American astronomer and geophysicist (1899–1970)

Christian Thomas Elvey (April 1, 1899 – March 1, 1970) was an American astronomer and geophysicist.

==Biography==
He was born in Phoenix, Arizona to John A. and Lizzie Christina (Née Miller). As a student at the University of Kansas, he studied Astronomy and Physics, and was awarded a B.A. in 1921 then a Masters in 1923. His doctoral work in astrophysics was performed at the University of Chicago, where he was granted a Ph.D. in 1930 with a thesis concerning "the Relations Between the Observed Contours of Spectral Lines and the Physical Properties of the Stars".

Elvey worked at the Yerkes Observatory and later served as astronomer-in-charge at McDonald Observatory. His research included investigating the spectra of stars, galactic light, aurorae, and the gegenschein. During 1939–40 he worked with fellow Yerkes Observatory astronomers Otto Struve (his former teacher) and Christine Westgate to study the rate of rotation in higher mass stars via spectroscopy. During World War II, he performed applied research into rocket ballistics at the California Institute of Technology. He then joined the China Lake U. S. Naval Ordnance Test Station, becoming head of staff in 1951.

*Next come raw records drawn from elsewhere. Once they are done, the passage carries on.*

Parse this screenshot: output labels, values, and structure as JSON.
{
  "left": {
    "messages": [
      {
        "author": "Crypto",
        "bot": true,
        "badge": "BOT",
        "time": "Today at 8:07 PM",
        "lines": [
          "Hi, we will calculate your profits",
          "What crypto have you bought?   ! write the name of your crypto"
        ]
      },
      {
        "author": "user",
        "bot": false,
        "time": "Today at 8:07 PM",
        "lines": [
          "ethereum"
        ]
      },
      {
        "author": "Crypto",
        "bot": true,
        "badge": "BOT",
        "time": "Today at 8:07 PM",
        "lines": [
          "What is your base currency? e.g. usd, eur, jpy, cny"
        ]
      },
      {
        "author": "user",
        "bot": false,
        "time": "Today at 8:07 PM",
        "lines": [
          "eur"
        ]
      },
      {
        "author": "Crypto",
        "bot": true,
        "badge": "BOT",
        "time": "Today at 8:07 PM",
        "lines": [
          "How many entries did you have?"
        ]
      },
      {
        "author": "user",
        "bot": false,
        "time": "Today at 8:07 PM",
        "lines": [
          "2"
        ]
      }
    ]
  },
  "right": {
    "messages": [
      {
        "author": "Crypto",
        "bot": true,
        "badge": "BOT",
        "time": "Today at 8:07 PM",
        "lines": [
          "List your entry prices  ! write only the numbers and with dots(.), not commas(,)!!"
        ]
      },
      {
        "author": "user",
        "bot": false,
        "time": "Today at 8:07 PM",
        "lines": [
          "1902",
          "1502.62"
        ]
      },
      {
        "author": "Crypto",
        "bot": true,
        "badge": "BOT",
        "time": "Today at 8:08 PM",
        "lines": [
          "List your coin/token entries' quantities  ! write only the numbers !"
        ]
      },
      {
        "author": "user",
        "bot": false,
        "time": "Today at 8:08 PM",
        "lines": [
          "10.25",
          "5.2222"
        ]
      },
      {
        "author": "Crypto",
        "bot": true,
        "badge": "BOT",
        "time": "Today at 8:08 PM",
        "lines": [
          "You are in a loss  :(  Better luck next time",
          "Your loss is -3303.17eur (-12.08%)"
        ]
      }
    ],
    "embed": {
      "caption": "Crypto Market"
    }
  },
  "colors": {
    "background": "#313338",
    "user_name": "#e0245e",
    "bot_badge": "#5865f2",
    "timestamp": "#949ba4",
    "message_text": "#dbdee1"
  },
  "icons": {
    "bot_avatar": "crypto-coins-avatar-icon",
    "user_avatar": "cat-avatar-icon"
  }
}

In 1952, Elvey became Director of the Geophysical Institute in Alaska, a post he would keep until 1963. He undertook a study of aurora and helped design an all-sky camera as part of the International Geophysical Year (IGY) during 1957–1958. He was instrumental in winning funding for the IGY from the National Science Foundation and served as Chairman of the Aurora and Airglow Committee at the International Union of Geodesy and Geophysics. From 1961–63 he served as the Vice President of research and advanced study at the University of Alaska. He retired in 1967, then died in Tucson, Arizona three years later. Dr. Elvey was survived by his wife Marjorie Dora née Purdy, plus their son Thomas and daughter Christina.

==Awards and honors==
- Elected a Fellow of the American Physical Society, 1950
- Awarded an honorary Doctorate from the University of Alaska, May 19, 1969.
- Elvey crater on the far side of the Moon is named after him.
- The C. T. Elvey Building, home to the Geophysical Institute at the University of Alaska, is named after him.